Merry's elation was palpable after a run in which she had moved from fourth to first place on the second leg. After shouting the men's relay team, which included three of her training partners, on to victory in the last action of the weekend, she gave full expression to her feelings of joy and relief.

"I was absolutely petrified,'' she said of her return after two injury-plagued years. "But it was a real mixture because I was so excited to be back running at this level. Doing a 52.2secs leg in the British League relay last weekend was a confidence boost for me, but this weekend was completely different because I was coming back for real in front of a lot of people and a TV audience. It was a different kind of pressure and I didn't want to run badly wearing a British vest.

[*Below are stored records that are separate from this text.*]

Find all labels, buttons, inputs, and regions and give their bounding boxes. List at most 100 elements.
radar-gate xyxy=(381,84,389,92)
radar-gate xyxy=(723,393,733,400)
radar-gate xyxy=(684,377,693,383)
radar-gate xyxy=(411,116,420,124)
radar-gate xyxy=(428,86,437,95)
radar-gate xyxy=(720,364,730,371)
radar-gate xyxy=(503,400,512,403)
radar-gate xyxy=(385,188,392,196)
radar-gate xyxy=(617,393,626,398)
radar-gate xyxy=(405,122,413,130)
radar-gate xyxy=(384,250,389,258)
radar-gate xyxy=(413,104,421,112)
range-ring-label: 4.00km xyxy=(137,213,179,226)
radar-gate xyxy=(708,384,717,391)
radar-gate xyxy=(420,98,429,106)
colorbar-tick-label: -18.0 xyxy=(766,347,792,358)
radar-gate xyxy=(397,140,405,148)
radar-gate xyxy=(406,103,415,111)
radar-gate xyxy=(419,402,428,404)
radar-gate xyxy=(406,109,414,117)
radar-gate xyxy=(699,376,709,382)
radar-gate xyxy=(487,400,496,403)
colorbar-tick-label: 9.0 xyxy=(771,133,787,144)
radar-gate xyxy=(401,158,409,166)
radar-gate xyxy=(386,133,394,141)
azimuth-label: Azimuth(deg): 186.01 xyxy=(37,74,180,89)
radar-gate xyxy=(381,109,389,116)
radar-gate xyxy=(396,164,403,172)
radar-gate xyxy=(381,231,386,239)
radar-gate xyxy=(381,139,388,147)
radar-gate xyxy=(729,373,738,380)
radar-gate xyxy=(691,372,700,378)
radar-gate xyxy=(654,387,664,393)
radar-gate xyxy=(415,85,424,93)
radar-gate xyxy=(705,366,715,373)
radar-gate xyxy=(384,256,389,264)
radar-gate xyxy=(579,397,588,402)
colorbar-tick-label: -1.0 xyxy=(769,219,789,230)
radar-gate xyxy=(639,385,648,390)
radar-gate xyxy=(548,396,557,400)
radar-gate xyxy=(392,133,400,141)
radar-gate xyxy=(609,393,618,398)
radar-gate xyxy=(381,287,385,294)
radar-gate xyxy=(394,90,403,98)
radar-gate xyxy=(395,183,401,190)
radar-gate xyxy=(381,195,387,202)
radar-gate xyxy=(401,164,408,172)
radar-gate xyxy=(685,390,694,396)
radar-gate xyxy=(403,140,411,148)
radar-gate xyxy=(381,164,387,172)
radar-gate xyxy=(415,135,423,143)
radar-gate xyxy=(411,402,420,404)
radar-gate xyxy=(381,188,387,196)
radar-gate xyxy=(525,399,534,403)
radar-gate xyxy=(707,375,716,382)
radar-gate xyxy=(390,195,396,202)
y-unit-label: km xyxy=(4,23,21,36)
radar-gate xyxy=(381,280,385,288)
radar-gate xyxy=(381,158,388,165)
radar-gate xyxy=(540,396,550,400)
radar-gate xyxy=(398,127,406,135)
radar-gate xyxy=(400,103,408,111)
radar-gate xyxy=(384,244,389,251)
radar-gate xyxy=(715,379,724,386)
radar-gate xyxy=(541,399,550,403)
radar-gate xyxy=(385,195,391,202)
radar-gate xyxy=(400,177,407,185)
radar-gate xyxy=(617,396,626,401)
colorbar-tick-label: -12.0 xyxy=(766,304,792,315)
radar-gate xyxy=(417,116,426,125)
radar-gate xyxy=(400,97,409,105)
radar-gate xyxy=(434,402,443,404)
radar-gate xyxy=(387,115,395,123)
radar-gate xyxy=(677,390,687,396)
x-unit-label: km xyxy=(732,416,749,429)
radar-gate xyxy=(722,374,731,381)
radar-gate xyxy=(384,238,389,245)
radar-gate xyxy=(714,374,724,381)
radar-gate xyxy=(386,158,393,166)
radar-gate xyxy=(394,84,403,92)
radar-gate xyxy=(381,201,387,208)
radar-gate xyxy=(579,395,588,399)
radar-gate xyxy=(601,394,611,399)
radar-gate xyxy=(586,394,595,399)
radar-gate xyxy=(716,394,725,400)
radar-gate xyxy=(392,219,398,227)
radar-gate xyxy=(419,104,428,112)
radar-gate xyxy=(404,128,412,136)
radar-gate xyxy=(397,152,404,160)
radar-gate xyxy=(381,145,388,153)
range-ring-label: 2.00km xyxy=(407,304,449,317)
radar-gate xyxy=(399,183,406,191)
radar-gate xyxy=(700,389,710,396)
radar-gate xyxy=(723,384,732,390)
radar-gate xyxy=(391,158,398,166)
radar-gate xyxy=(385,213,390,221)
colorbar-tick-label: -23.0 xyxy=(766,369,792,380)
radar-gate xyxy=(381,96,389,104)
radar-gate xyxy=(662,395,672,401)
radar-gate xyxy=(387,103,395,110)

"I don't run if I'm going to run crap, but these are not namby-pamby runners here. The Russian girl had a real pop at me after 200m. She cut me up - but that's the way it goes. You have to stop and then start again.''

Last-minute problems with a ligament in her foot meant that Merry required two pain-killing injections to compete - but she dismissed the idea that this might have put her return in jeopardy.

"Nothing was going to stop me running here,'' she said.

Whether she will take up Britain's offer to run her first individual 400m race since 2001 at next Sunday's international match in Glasgow is something she will decide upon later this week. Yesterday, it was enough that she was back in the running.

The women's relay team finished in 3mins 26.52secs, just half a second behind the Russians. The men's - anchored by the exuberant Welsh figure of Matt Elias, his hair dyed red and shaved into what looked like an outlandish Celtic design - recorded a time of 3mins 02.43sec despite losing the services of the previous day's individual event runner Iwan Thomas, through a combination of fatigue and a leg injury.

The afternoon also proved satisfactory for Christian Malcolm, who ran the world and Olympic champion Konstantinos Kederis close in the 200m, finishing 0.08sec behind the Greek in 20.45. "My form is coming together nicely,'' said Malcolm, who was unable to train at full capacity for five weeks earlier this year after suffering a strained knee ligament. "I wasn't fully fit last season, and that is not a nice feeling when you have major championships at home like the Commonwealth Games. But today I felt I was battling it out with Kederis. He knows if I'm in shape this year that it's going to be like that.''

With the British women in peril, Pavey responded once again just as she had in Annecy the previous year, running a controlled race and making up ground fast at the end on the winner, Russia's Yelena Zadorozhnaya, who recorded 15min 34.07sec to the Britain's 15.35.31.

"When the Russian went away with two laps to go I didn't want to risk going after her too fast in case I ended up getting fourth or fifth,'' Pavey said.

"I didn't know the exact position in the match, but I knew we needed all the points we could get.''

Helen Clitheroe also played her part in the 1500m earlier in the programme, only losing to a final burst of speed by Spain's Natalia Rodriguez.

Thus, the British team can relax in the clubhouse with a feeling of quiet satisfaction. The big hitters will be back for Paris in two months.